Based on the above results, it can be concluded that although ipragliflozin and sitagliptin may affect glycemic parameters in a similar manner, their effects on serum lipid and apolipoprotein profiles may be different. Therefore, ipragliflozin may have an anti-atherogenic effect in patients with type 2 diabetes compared to sitagliptin through modulation of HDL-C and apo E.

A recent study demonstrated that bempedoic acid reduces LDL cholesterol and high-sensitivity C-reactive protein and the risk of cardiovascular events in both Diabetic and non-diabetic patients .The findings of this study were published in the journal, Lancet. Diabetes & Endocrinology.
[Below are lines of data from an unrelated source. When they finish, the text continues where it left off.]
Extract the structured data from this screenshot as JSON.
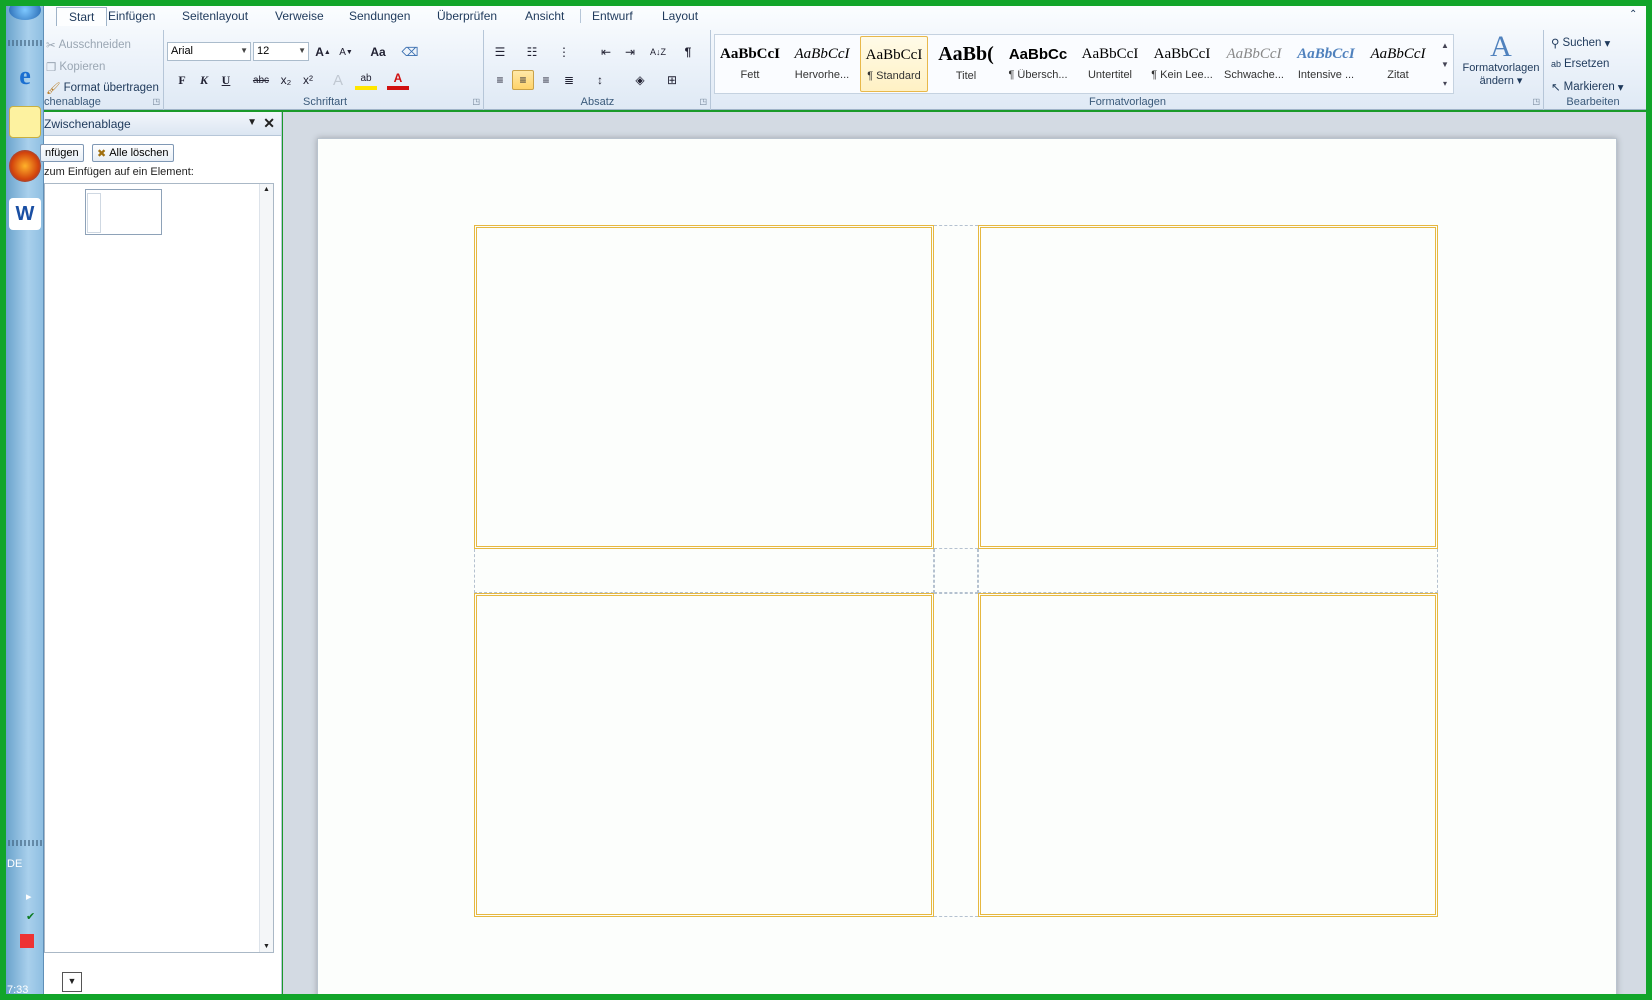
{
  "taskbar": {
    "language": "DE",
    "clock": "7:33",
    "icons": [
      "windows-start-icon",
      "internet-explorer-icon",
      "notepad-icon",
      "firefox-icon",
      "word-icon"
    ]
  },
  "ribbon": {
    "tabs": [
      "Start",
      "Einfügen",
      "Seitenlayout",
      "Verweise",
      "Sendungen",
      "Überprüfen",
      "Ansicht",
      "Entwurf",
      "Layout"
    ],
    "active_tab": "Start",
    "clipboard": {
      "label": "chenablage",
      "cut": "Ausschneiden",
      "copy": "Kopieren",
      "format_painter": "Format übertragen"
    },
    "font": {
      "label": "Schriftart",
      "font_name": "Arial",
      "font_size": "12",
      "bold": "F",
      "italic": "K",
      "underline": "U",
      "strike": "abc",
      "subscript": "x₂",
      "superscript": "x²",
      "grow": "A",
      "shrink": "A",
      "case": "Aa",
      "highlight": "ab",
      "font_color": "A",
      "highlight_color": "#ffe600",
      "font_color_value": "#d01010"
    },
    "paragraph": {
      "label": "Absatz",
      "pilcrow": "¶",
      "sort": "A↓Z"
    },
    "styles": {
      "label": "Formatvorlagen",
      "sample": "AaBbCcI",
      "items": [
        {
          "sample": "AaBbCcI",
          "name": "Fett"
        },
        {
          "sample": "AaBbCcI",
          "name": "Hervorhe..."
        },
        {
          "sample": "AaBbCcI",
          "name": "¶ Standard"
        },
        {
          "sample": "AaBb(",
          "name": "Titel"
        },
        {
          "sample": "AaBbCc",
          "name": "¶ Übersch..."
        },
        {
          "sample": "AaBbCcI",
          "name": "Untertitel"
        },
        {
          "sample": "AaBbCcI",
          "name": "¶ Kein Lee..."
        },
        {
          "sample": "AaBbCcI",
          "name": "Schwache..."
        },
        {
          "sample": "AaBbCcI",
          "name": "Intensive ..."
        },
        {
          "sample": "AaBbCcI",
          "name": "Zitat"
        }
      ],
      "change_line1": "Formatvorlagen",
      "change_line2": "ändern"
    },
    "editing": {
      "label": "Bearbeiten",
      "find": "Suchen",
      "replace": "Ersetzen",
      "select": "Markieren"
    }
  },
  "clipboard_pane": {
    "title": "Zwischenablage",
    "paste_all": "nfügen",
    "clear_all": "Alle löschen",
    "hint": "zum Einfügen auf ein Element:"
  },
  "document": {
    "label_grid": "2 x 2 labels"
  }
}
CLEAR Outcomes was a randomised, double-blind, placebo-controlled trial that included 13,970 patients, who were randomly assigned to those with diabetes (n=6373), prediabetes (n= 5796), and normoglycaemia (n=1801). Patients with or without cardiovascular disease who were unwilling or unable to adhere to the recommended doses of statins and an LDL cholesterol of 2·59 mmol/L or more were randomly assigned (1:1) to receive either bempedoic acid 180 mg once per day or placebo. Using the intention-to-treat population stratified by baseline glycaemia status, the efficacy endpoint of the prespecified analysis was a time-to-event analysis of four-component major adverse cardiovascular event (MACE-4), which is the composite of nonfatal myocardial infarction, cardiovascular death, nonfatal stroke, or coronary revascularisation. At baseline, the risk of new-onset diabetes and HbA1c increase was analysed in patients without diabetes.
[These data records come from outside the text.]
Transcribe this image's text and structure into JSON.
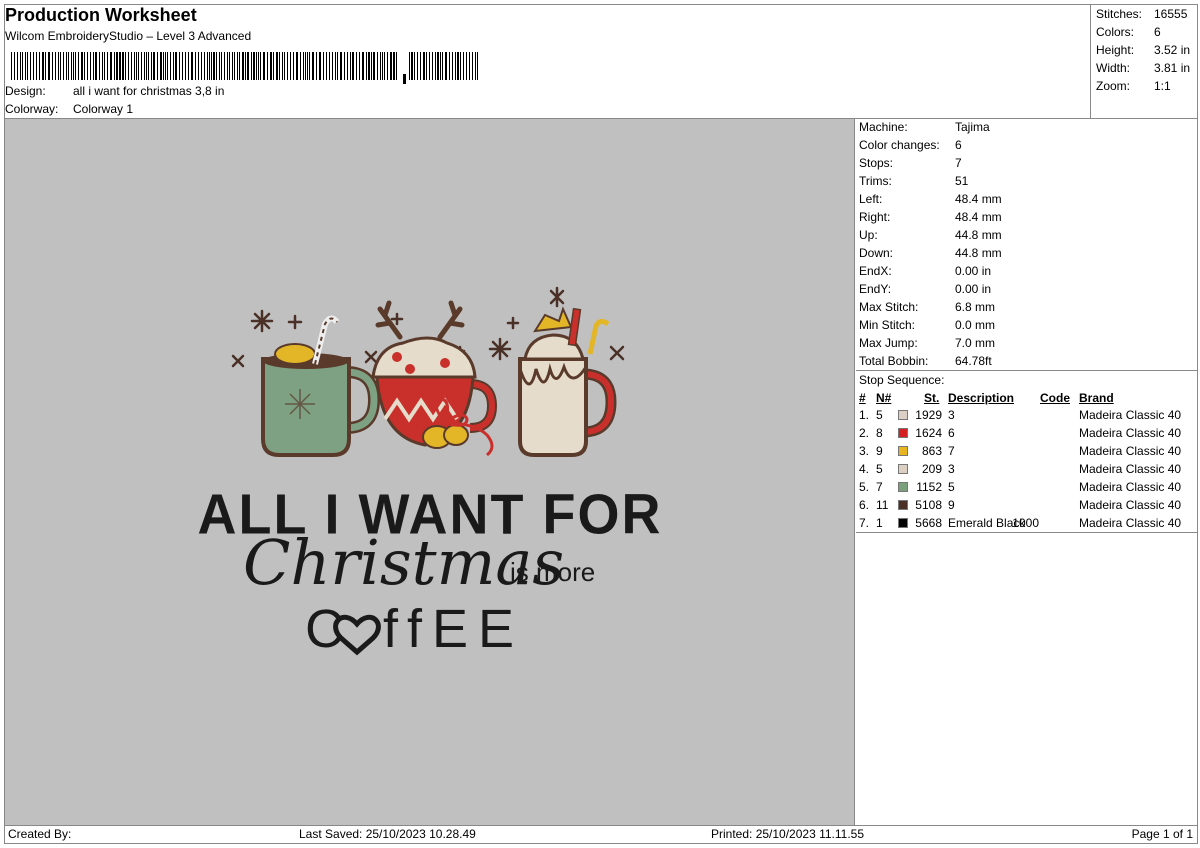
{
  "header": {
    "title": "Production Worksheet",
    "subtitle": "Wilcom EmbroideryStudio – Level 3 Advanced",
    "design_label": "Design:",
    "design_value": "all i want for christmas 3,8 in",
    "colorway_label": "Colorway:",
    "colorway_value": "Colorway 1"
  },
  "stats": [
    {
      "label": "Stitches:",
      "value": "16555"
    },
    {
      "label": "Colors:",
      "value": "6"
    },
    {
      "label": "Height:",
      "value": "3.52 in"
    },
    {
      "label": "Width:",
      "value": "3.81 in"
    },
    {
      "label": "Zoom:",
      "value": "1:1"
    }
  ],
  "design": {
    "line1": "ALL I WANT FOR",
    "line2": "Christmas",
    "line2b": "is more",
    "line3a": "C",
    "line3b": "ffEE",
    "colors": {
      "bg": "#c0c0c0",
      "thread_black": "#1a1a1a",
      "green": "#7fa183",
      "red": "#c9302c",
      "cream": "#e6dccb",
      "gold": "#e3b628",
      "brown": "#5a3a2a"
    }
  },
  "machine_info": [
    {
      "label": "Machine:",
      "value": "Tajima"
    },
    {
      "label": "Color changes:",
      "value": "6"
    },
    {
      "label": "Stops:",
      "value": "7"
    },
    {
      "label": "Trims:",
      "value": "51"
    },
    {
      "label": "Left:",
      "value": "48.4 mm"
    },
    {
      "label": "Right:",
      "value": "48.4 mm"
    },
    {
      "label": "Up:",
      "value": "44.8 mm"
    },
    {
      "label": "Down:",
      "value": "44.8 mm"
    },
    {
      "label": "EndX:",
      "value": "0.00 in"
    },
    {
      "label": "EndY:",
      "value": "0.00 in"
    },
    {
      "label": "Max Stitch:",
      "value": "6.8 mm"
    },
    {
      "label": "Min Stitch:",
      "value": "0.0 mm"
    },
    {
      "label": "Max Jump:",
      "value": "7.0 mm"
    },
    {
      "label": "Total Bobbin:",
      "value": "64.78ft"
    }
  ],
  "stop_sequence": {
    "title": "Stop Sequence:",
    "headers": {
      "num": "#",
      "n": "N#",
      "st": "St.",
      "desc": "Description",
      "code": "Code",
      "brand": "Brand"
    },
    "rows": [
      {
        "num": "1.",
        "n": "5",
        "color": "#dccfc4",
        "st": "1929",
        "desc": "3",
        "code": "",
        "brand": "Madeira Classic 40"
      },
      {
        "num": "2.",
        "n": "8",
        "color": "#d42020",
        "st": "1624",
        "desc": "6",
        "code": "",
        "brand": "Madeira Classic 40"
      },
      {
        "num": "3.",
        "n": "9",
        "color": "#e8b520",
        "st": "863",
        "desc": "7",
        "code": "",
        "brand": "Madeira Classic 40"
      },
      {
        "num": "4.",
        "n": "5",
        "color": "#dccfc4",
        "st": "209",
        "desc": "3",
        "code": "",
        "brand": "Madeira Classic 40"
      },
      {
        "num": "5.",
        "n": "7",
        "color": "#7aa07c",
        "st": "1152",
        "desc": "5",
        "code": "",
        "brand": "Madeira Classic 40"
      },
      {
        "num": "6.",
        "n": "11",
        "color": "#4a3026",
        "st": "5108",
        "desc": "9",
        "code": "",
        "brand": "Madeira Classic 40"
      },
      {
        "num": "7.",
        "n": "1",
        "color": "#000000",
        "st": "5668",
        "desc": "Emerald Black",
        "code": "1000",
        "brand": "Madeira Classic 40"
      }
    ]
  },
  "footer": {
    "created_by": "Created By:",
    "last_saved": "Last Saved: 25/10/2023 10.28.49",
    "printed": "Printed: 25/10/2023 11.11.55",
    "page": "Page 1 of 1"
  }
}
After a median follow-up of 3.4 years, patients with diabetes had significant relative and absolute cardiovascular risk reductions in MACE-4 endpoints with bempedoic acid (absolute risk reduction of 2·4%) compared to the placebo. The incidence of new-onset diabetes was comparable in both the bempedoic acid and placebo groups. The HbA1c concentrations were similar between randomised groups in patients who had prediabetes and normoglycaemia, at 12 months and end of the study. Placebo-corrected LDL cholesterol concentrations and high-sensitivity C-reactive protein at 6 months showed reductions in each glycaemic stratum (diabetes, prediabetes, and normoglycemia) for patients who were randomly assigned to bempedoic acid.
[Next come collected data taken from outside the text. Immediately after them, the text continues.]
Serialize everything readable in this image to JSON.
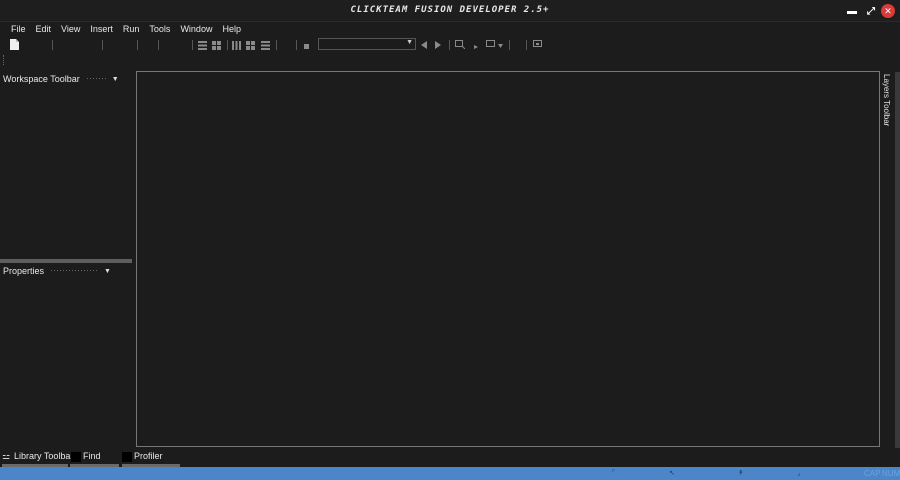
{
  "window": {
    "title": "CLICKTEAM FUSION DEVELOPER 2.5+"
  },
  "window_controls": {
    "minimize": "▬",
    "maximize": "⤢",
    "close": "✕"
  },
  "menu": [
    "File",
    "Edit",
    "View",
    "Insert",
    "Run",
    "Tools",
    "Window",
    "Help"
  ],
  "toolbar": {
    "frame_select_value": "",
    "icons": [
      "new-file-icon",
      "list-icon",
      "grid-icon",
      "align-icon",
      "nav-prev-icon",
      "nav-next-icon",
      "zoom-icon",
      "frame-icon"
    ]
  },
  "panels": {
    "workspace": {
      "title": "Workspace Toolbar"
    },
    "properties": {
      "title": "Properties"
    },
    "layers": {
      "title": "Layers Toolbar"
    }
  },
  "bottom_tabs": [
    "Library Toolbar",
    "Find",
    "Profiler"
  ],
  "status": {
    "cap": "CAP",
    "num": "NUM"
  },
  "colors": {
    "background": "#1c1c1c",
    "statusbar": "#4a86c8",
    "close": "#d93a3a",
    "editor_border": "#777777"
  }
}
It was observed that bempedoic acid reduces LDL cholesterol and high-sensitivity C-reactive protein and the risk of cardiovascular events among patients with diabetes. With bempedoic acid, participants without diabetes had no increase in new-onset diabetes or worsening HbA1c. Based on the findings of this study, it can be concluded that the efficacy and cardiometabolic safety profile of bempedoic acid makes it a valuable clinical option for those with and without diabetes.